Editor—A news item stated that “a review article written by authors with affiliations to the tobacco industry is 88 times more likely to conclude that passive smoking is not harmful than if the review was written by authors with no connection to the tobacco industry.”1 We are concerned that readers may have interpreted this huge effect at face value. The proportions being compared (which were not given in the news item) were 29/31 (94%) and 10/75 (13%). The relative risk here is 7, which indicates a strong association but is an order of magnitude lower than the reported odds ratio of 88.2 This value is correct but is seriously misleading if presented or interpreted as meaning that the relative risk that affiliated authors would draw favourable conclusions was 88, as it was in this news item.
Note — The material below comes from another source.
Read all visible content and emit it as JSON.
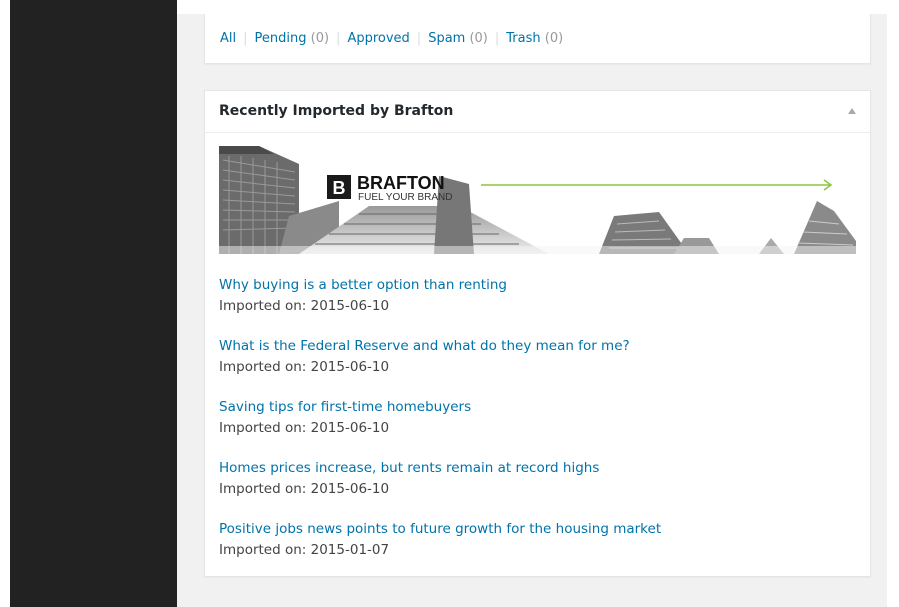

The odds ratio is valuable in case-control studies where events are usually rare and the relative risk cannot validly be estimated directly. In prospective studies interpretation of the odds ratio as an approximation to the relative risk becomes unreliable when events are common, and thus its use for prospective studies, especially randomised trials and systematic reviews, has been criticised.3,4 The distortion is especially large when the event rate is high in only one group, as in this example. The odds ratio should not be interpreted as an approximate relative risk unless the events are rare in both groups (say, less than 20-30%).
The odds ratio remains especially useful when researchers need to adjust for other variables, for which logistic regression is the usual approach. While such analyses are valid, when the objective is to communicate study results to an audience unfamiliar with the relation between odds ratios and relative risks, surely it makes no sense also to report the relative risk when this differs markedly from the odds ratio.